When you go to buy Lion Server from the App Store, you are told that both programs need to be purchased, and it is just as easy as the client to install. XCode and the Lion Server Administration tools are available as separate downloads. When you download XCode, despite the fact that it is put into /Applications, you still need fo find and run the XCode install program.
You can still use Workgroup Manager and the Server Admin app, but Lion presents the Server app as the primary admin tool. The problem with this is, the Server app is overly simplistic. Where as Server Admin had many settings, Server.app has only 1 or 2 per service, and not all services came through the upgrade unscathed.
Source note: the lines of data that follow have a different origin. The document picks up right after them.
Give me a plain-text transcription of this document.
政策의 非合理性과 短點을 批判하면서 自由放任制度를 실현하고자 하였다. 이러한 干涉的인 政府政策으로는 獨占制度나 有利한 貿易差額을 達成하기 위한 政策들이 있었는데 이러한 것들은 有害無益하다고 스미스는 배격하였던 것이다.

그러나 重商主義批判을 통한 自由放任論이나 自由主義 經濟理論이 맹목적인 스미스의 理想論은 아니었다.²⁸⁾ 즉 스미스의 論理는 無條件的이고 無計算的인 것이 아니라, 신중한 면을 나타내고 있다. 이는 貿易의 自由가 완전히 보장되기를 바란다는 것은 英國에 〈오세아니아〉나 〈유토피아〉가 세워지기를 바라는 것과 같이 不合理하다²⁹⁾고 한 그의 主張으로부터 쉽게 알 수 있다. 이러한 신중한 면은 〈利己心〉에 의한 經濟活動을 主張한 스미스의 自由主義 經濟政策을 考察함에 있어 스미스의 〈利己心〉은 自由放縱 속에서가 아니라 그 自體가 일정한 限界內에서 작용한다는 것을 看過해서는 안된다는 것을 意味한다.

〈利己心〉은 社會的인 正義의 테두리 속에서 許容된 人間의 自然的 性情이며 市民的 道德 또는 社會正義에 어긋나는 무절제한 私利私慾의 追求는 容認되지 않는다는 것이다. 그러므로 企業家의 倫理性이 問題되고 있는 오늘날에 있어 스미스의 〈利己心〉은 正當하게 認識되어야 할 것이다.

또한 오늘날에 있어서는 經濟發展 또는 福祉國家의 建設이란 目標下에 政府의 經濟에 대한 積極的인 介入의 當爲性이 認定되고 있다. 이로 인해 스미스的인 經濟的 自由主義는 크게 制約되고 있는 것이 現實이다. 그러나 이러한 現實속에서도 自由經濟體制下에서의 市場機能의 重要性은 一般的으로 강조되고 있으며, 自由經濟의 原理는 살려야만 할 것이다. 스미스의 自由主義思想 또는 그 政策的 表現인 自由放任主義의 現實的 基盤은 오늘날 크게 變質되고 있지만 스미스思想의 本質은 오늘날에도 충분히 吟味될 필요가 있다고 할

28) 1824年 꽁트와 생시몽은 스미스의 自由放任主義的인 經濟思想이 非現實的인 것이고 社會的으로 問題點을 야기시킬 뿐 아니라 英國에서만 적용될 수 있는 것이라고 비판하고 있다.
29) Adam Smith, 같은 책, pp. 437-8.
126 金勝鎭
My firm was primarily using Open Directory, Apache, Wiki, Mail, MySQL, and some development tools on our Snow Leopard server. Some problems occurred with each:
Open Directory - some user IDs broke and I had to recreate them.
Mail Server - Lion is still using postfix, but, the upgrade broke our aliases in /etc/aliases. When I told postfix how to find the aliases file, in main.cf, mail started to flow again. That being said, there is nowhere to add virtual domains and so on and so forth, like you could do with Snow Leopard Server.
Apache - the virual hosts settings do not work, and I lost a whole range of websites in this. Virtual Hosting is the most basic thing, so it was a shame that Apple could not get this one right.
Wiki - the wiki is now being served out of the postgresql database (user collab, db collab), instead of out of the Collaboration folder. Further, the looks have been generified so you no longer have the ability to customize each wiki. However, I would say the usability of the wiki went up considerably from an editor standpoint. We still cannot edit the Wiki pages using an iPad.
MySQL - is no more, though I imagine you can install it some how. Lion server comes with PostGreSQL rather than MySQL but there is no GUI for it at all. You are stuck with psql or perhaps Tuples.app.
My feeling is, Apple are aiming Lion Server at the SMB market, and shutting out businesses that really want to push the envelope on Lion Server.
If that is the case, is it not strange to have so many troubles upgrading, or to have no easy way to back up the wiki, without hiring a tech to assist.
Updates 3 Aug 2011
Setting up notifications on the wiki was difficult, because apparently the wiki recognizes only its own hostname. Perhaps I misunderstood something, but for me, entering preferred addresses for each user did not work. I had to use firstname.lastname@example.org and set up a .forward file in each home folder. Definitely not something for the uninitiated.
I will add more if and as I discover. Hope this was helpful.